With the exception of a well-rehearsed set piece about Belize-based non-doms, the Chancellor’s last Budget before the General Election was as predicted: ‘workman-like’ and, depending on your view point, either sensible or downright dull.
After years of Gordon Brown’s prudent deliveries, landlords have learned to watch the Budget with a mix of expectation and trepidation, as the Government tinkers at the edges of various capital allowances and available tax reliefs.
Only after spending a few hours pouring through 200 to 300 pages of economic statements is it possible to make more than an educated guess about the outcome of a modern day budget.
Fortunately, the NLA relishes the prospect of scouring the Red Book in order to make sense of it all and weigh up the newly revised pros and cons of investing in property.
So what is the verdict? Should landlords run for the hills or is it time for a new Merc?
Well, probably best to do neither at the moment.

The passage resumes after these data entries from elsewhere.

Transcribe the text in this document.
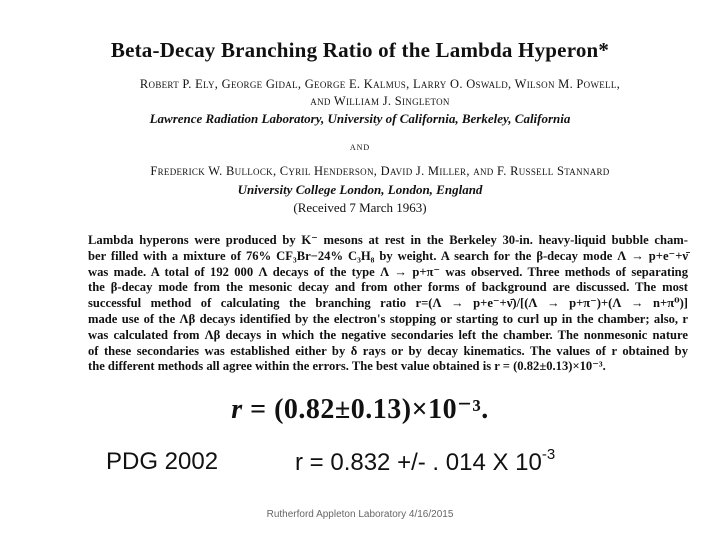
Beta-Decay Branching Ratio of the Lambda Hyperon*
Robert P. Ely, George Gidal, George E. Kalmus, Larry O. Oswald, Wilson M. Powell,
and William J. Singleton
Lawrence Radiation Laboratory, University of California, Berkeley, California
and
Frederick W. Bullock, Cyril Henderson, David J. Miller, and F. Russell Stannard
University College London, London, England
(Received 7 March 1963)
Lambda hyperons were produced by K⁻ mesons at rest in the Berkeley 30-in. heavy-liquid bubble cham-
ber filled with a mixture of 76% CF₃Br−24% C₃H₈ by weight. A search for the β-decay mode Λ → p+e⁻+ν̄
was made. A total of 192 000 Λ decays of the type Λ → p+π⁻ was observed. Three methods of separating
the β-decay mode from the mesonic decay and from other forms of background are discussed. The most
successful method of calculating the branching ratio r=(Λ → p+e⁻+ν̄)/[(Λ → p+π⁻)+(Λ → n+π⁰)]
made use of the Λβ decays identified by the electron's stopping or starting to curl up in the chamber; also, r
was calculated from Λβ decays in which the negative secondaries left the chamber. The nonmesonic nature
of these secondaries was established either by δ rays or by decay kinematics. The values of r obtained by
the different methods all agree within the errors. The best value obtained is r = (0.82±0.13)×10⁻³.
r = (0.82±0.13)×10⁻³.
PDG 2002	r = 0.832 +/- . 014 X $10^{-3}$
Rutherford Appleton Laboratory 4/16/2015
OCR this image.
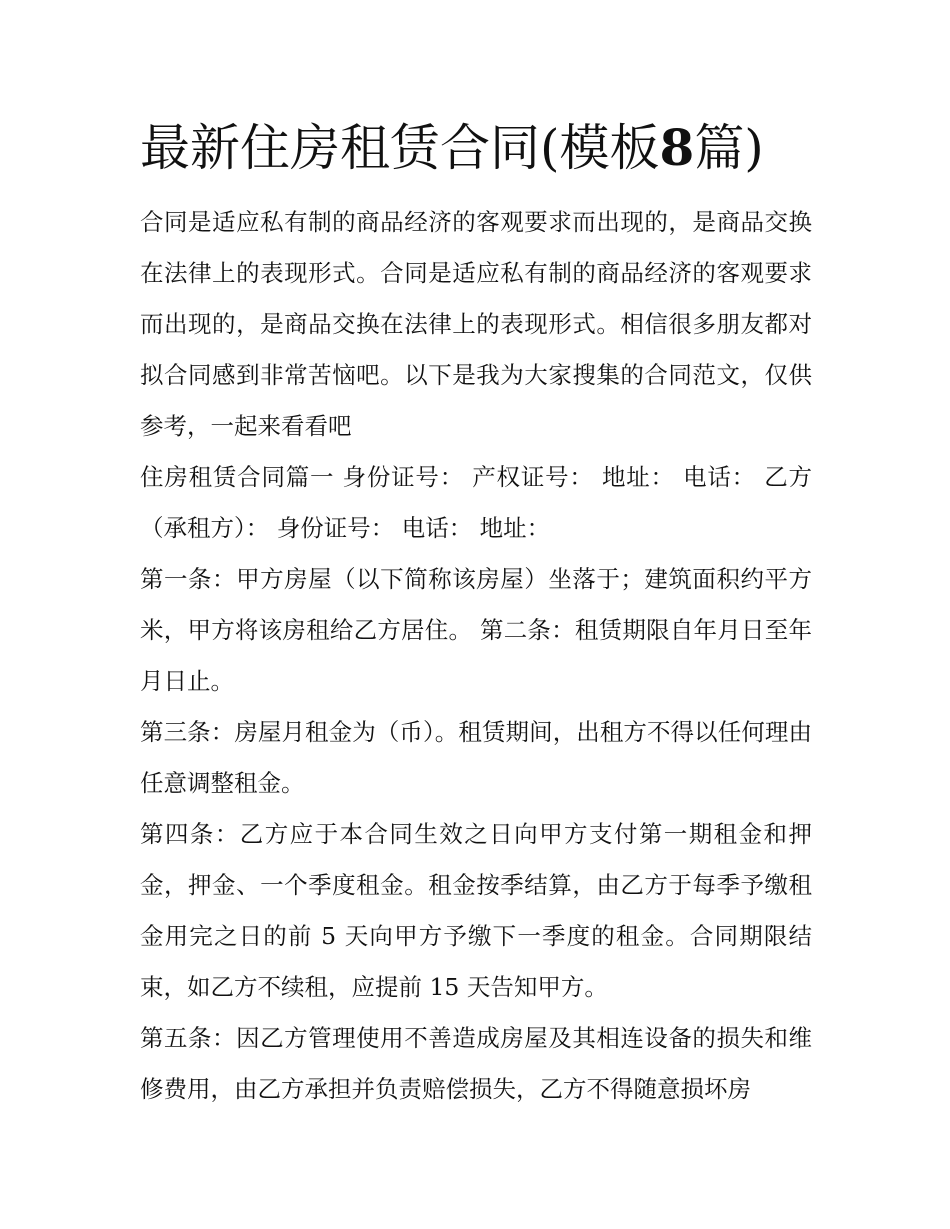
最新住房租赁合同(模板8篇)

合同是适应私有制的商品经济的客观要求而出现的，是商品交换在法律上的表现形式。合同是适应私有制的商品经济的客观要求而出现的，是商品交换在法律上的表现形式。相信很多朋友都对拟合同感到非常苦恼吧。以下是我为大家搜集的合同范文，仅供参考，一起来看看吧

住房租赁合同篇一 身份证号： 产权证号： 地址： 电话： 乙方（承租方）： 身份证号： 电话： 地址：

第一条：甲方房屋（以下简称该房屋）坐落于；建筑面积约平方米，甲方将该房租给乙方居住。 第二条：租赁期限自年月日至年月日止。

第三条：房屋月租金为（币）。租赁期间，出租方不得以任何理由任意调整租金。

第四条：乙方应于本合同生效之日向甲方支付第一期租金和押金，押金、一个季度租金。租金按季结算，由乙方于每季予缴租金用完之日的前 5 天向甲方予缴下一季度的租金。合同期限结束，如乙方不续租，应提前 15 天告知甲方。

第五条：因乙方管理使用不善造成房屋及其相连设备的损失和维修费用，由乙方承担并负责赔偿损失，乙方不得随意损坏房
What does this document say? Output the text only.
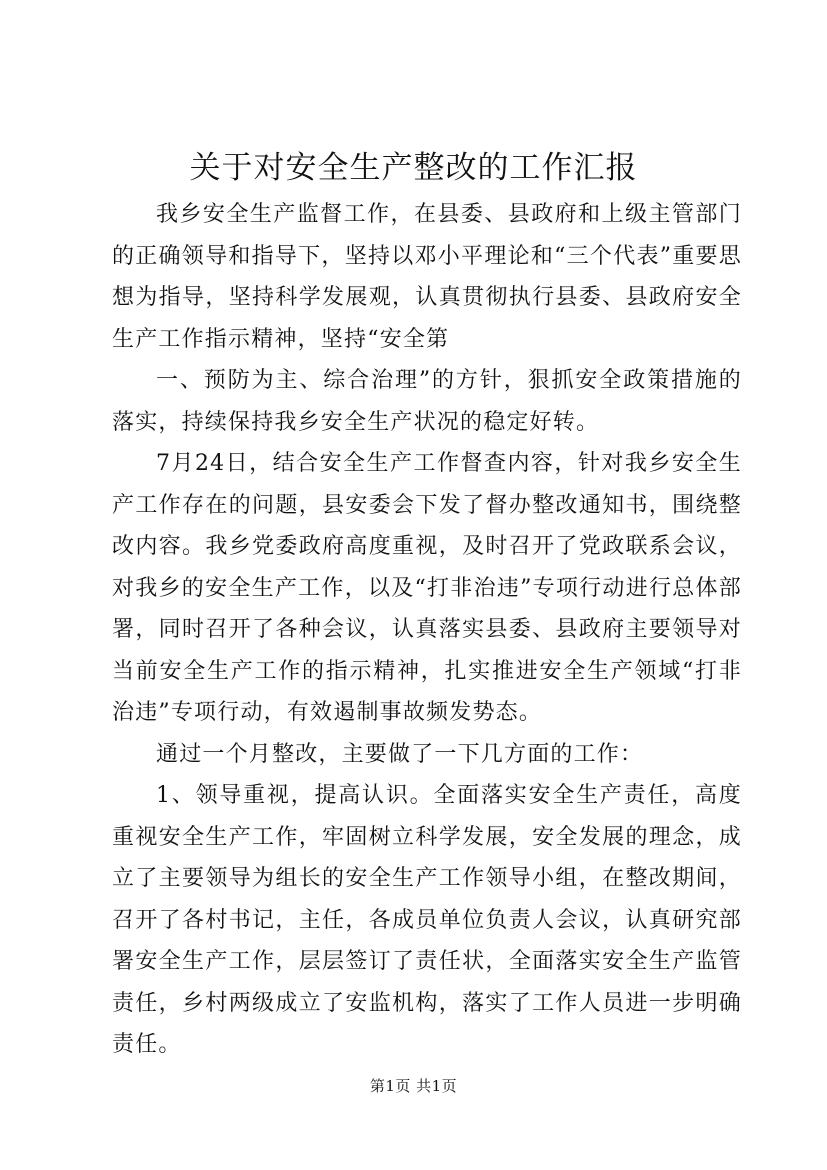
关于对安全生产整改的工作汇报

我乡安全生产监督工作，在县委、县政府和上级主管部门的正确领导和指导下，坚持以邓小平理论和“三个代表”重要思想为指导，坚持科学发展观，认真贯彻执行县委、县政府安全生产工作指示精神，坚持“安全第

一、预防为主、综合治理”的方针，狠抓安全政策措施的落实，持续保持我乡安全生产状况的稳定好转。

7月24日，结合安全生产工作督查内容，针对我乡安全生产工作存在的问题，县安委会下发了督办整改通知书，围绕整改内容。我乡党委政府高度重视，及时召开了党政联系会议，对我乡的安全生产工作，以及“打非治违”专项行动进行总体部署，同时召开了各种会议，认真落实县委、县政府主要领导对当前安全生产工作的指示精神，扎实推进安全生产领域“打非治违”专项行动，有效遏制事故频发势态。

通过一个月整改，主要做了一下几方面的工作：

1、领导重视，提高认识。全面落实安全生产责任，高度重视安全生产工作，牢固树立科学发展，安全发展的理念，成立了主要领导为组长的安全生产工作领导小组，在整改期间，召开了各村书记，主任，各成员单位负责人会议，认真研究部署安全生产工作，层层签订了责任状，全面落实安全生产监管责任，乡村两级成立了安监机构，落实了工作人员进一步明确责任。

第1页 共1页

Of all of Mr Darling’s announcements, there are perhaps only three of direct relevance to a landlord’s business:
- The Stamp Duty Land Tax (SDLT) threshold is to be raised to £250,000 for first-time buyers – not likely to have a huge impact on the average landlord but it may provide that final push to some tenants to take their first step onto the property ladder.
- A new 5 per cent top rate of SDLT for properties transactions in excess of £1 million is to be introduced. Due to the way that bulk purchases are valued in relation to SDLT this could mean that landlords buying multiple properties in one go will pay significantly more tax.
- When calculating average rent levels for Local Housing Allowance the most expensive properties are to be excluded from the calculation. Exactly how this will be accomplished is not entirely clear – but it could impact on the top LHA rates in some areas.
On reflection, may be not the greatest result for landlords, but not exactly a disaster for most.
Plus, there is always the chance that within a few months a new Government will scrap the whole package and start again.